Matthew Urango, the pop singer, songwriter, multi-instrumentalist, and vocal activist who made music as Cola Boyy, died this past Sunday, a representative of his record label confirmed to Pitchfork. “The one and only Cola Boyy a.k.a Matthew Urango passed peacefully last Sunday,” Record Makers said in a statement. “He was quite a soul, a man with no age, a childlike spirit with the musicality of an old legend. His lyrics, his melodies, the sound of his voice: every side of his music was unique and timeless.” Urango was 34 years old.
“Anyone who knew Matthew knows he had a larger than life personality,” his manager, Jack Sills, wrote on Instagram. “He was always the life of the party and could chop it up with anyone. He was also one of the most talented and down to earth people I’ve ever met. His humor and natural charisma endeared him to whoever he met. Matthew cared enormously for his family, friends and community which he often expressed through his music. He had just finished his next album and was excited to start releasing new music this summer. I will continue to work with his family and @recordmakers to make sure this happens. Love you homie. Cola Boyy Forever!”
Urango was born and raised in Oxnard, California. Growing up, he found himself enmeshed in the city’s punk scene, and, while he enjoyed the community (“The punks that I met when I was in junior high were really nice to me,” he recalled), he was drawn more toward Oxnard’s experimental pop offerings, playing bass in the indie-pop group Sea Lions. “Those were very formative years for me,” Urango said of his Sea Lions days in a 2018 interview. “Playing music and traveling. Getting out of Oxnard. But at the same time pop music was really what was in my head.”

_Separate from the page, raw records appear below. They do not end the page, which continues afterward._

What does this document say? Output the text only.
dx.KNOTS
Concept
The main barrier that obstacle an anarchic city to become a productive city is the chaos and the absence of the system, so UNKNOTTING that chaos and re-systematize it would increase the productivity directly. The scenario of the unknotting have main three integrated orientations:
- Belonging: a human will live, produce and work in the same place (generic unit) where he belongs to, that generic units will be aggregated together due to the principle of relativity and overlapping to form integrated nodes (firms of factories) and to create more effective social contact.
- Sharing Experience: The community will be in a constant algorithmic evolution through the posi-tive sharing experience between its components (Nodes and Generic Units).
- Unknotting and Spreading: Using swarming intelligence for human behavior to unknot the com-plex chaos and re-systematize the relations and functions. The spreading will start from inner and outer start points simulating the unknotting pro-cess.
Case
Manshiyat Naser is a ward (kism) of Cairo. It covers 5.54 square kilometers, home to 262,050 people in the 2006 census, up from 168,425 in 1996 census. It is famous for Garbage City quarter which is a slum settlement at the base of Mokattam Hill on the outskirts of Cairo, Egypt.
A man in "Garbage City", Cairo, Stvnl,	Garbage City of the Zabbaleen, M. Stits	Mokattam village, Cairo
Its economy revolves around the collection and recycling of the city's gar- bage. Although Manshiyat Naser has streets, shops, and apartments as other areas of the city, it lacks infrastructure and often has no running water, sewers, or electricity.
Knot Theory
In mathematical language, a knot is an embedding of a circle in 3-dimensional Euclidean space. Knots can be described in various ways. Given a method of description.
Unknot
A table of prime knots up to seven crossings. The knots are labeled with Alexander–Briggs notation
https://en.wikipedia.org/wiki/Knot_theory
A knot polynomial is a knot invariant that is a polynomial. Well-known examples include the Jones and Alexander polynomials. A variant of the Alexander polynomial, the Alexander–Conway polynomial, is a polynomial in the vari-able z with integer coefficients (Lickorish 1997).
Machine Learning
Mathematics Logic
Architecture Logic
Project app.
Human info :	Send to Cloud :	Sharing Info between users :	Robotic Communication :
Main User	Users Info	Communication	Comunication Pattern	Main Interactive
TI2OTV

After leaving Sea Lions, Urango signed a deal with Record Makers, the French label co-founded by Air. He released his debut EP, Black Boogie Neon, in September 2018. The disco-pop EP featured included the standout songs “Penny Girl” and “Buggy Tip” among its five tracks. “What pushed me towards disco had much to do with the songs just being so good,” Urango explained of his genre leanings. “In general, great songs were being written during this era of music. Man, the production was so great. It was so innovative, funky and glamorous, but at times very street in its own weird way.”
As his music grew in popularity, Urango maintained his work as an activist, imbuing his songs with his politics. “There’s a sort of little extra song at the end of ‘Buggy Tip’ with piano and strings. That part is about my girlfriend, and me saying even though we are in romance, we must remain dedicated to our organizing,” he revealed. “The love we have should extend out and be a part of what fuels us to keep struggling in a revolutionary sense.”
The “organizing” to which Urango alluded included his work with Todo Poder al Pueblo, a leftist collective that, in its own words, fights “for the self-defense and empowerment of our community as a response towards the escalation of repressive measures aimed at migrantes, families and workers.”
Urango’s politics were also informed by the conditions with which he was born: spina bifida, kyphosis, and scoliosis. “Not a lot of artists are visibly disabled,” he once told an interviewer. “Society wants us to stay inside and to be timid and docile, and to not feel confident, or cool, or sexy. They just don’t want us to feel any of that, you know? So, in my life, that often weighed me down, but it didn’t ever stop me, I’ve always been a very outgoing person but still not the most confident, I’m still very critical of myself.”
Urango also lived with a prosthetic leg, and he referenced the experience with the title of his debut Cola Boyy album, 2021’s Prosthetic Boombox. The album followed a notable guest appearance alongside the Clash’s Mick Jones on the Avalanches’ “We Go On.” It also boasted several notable artists, such as the Avalanches, Air’s Nicolas Godin, John Carroll Kirby, and MGMT’s Andrew VanWyngarden.
Artists have shared tributes in honor of the late artist, including Chromeo, Cloud Nothings, Speedy Ortiz, St. Panther, Webbed Wing’s Taylor Madison, and Dead Heat. “We are deeply saddened to learn of the passing of our friend and collaborator Matthew Urango Cola Boyy,” the Avalanches wrote on X. “Matthew was the most effervescent hilarious talented &passionate guy you could ever meet. He was a man of his convictions and of his word. He will be greatly missed by so many and we send all our love today to his friends and family.”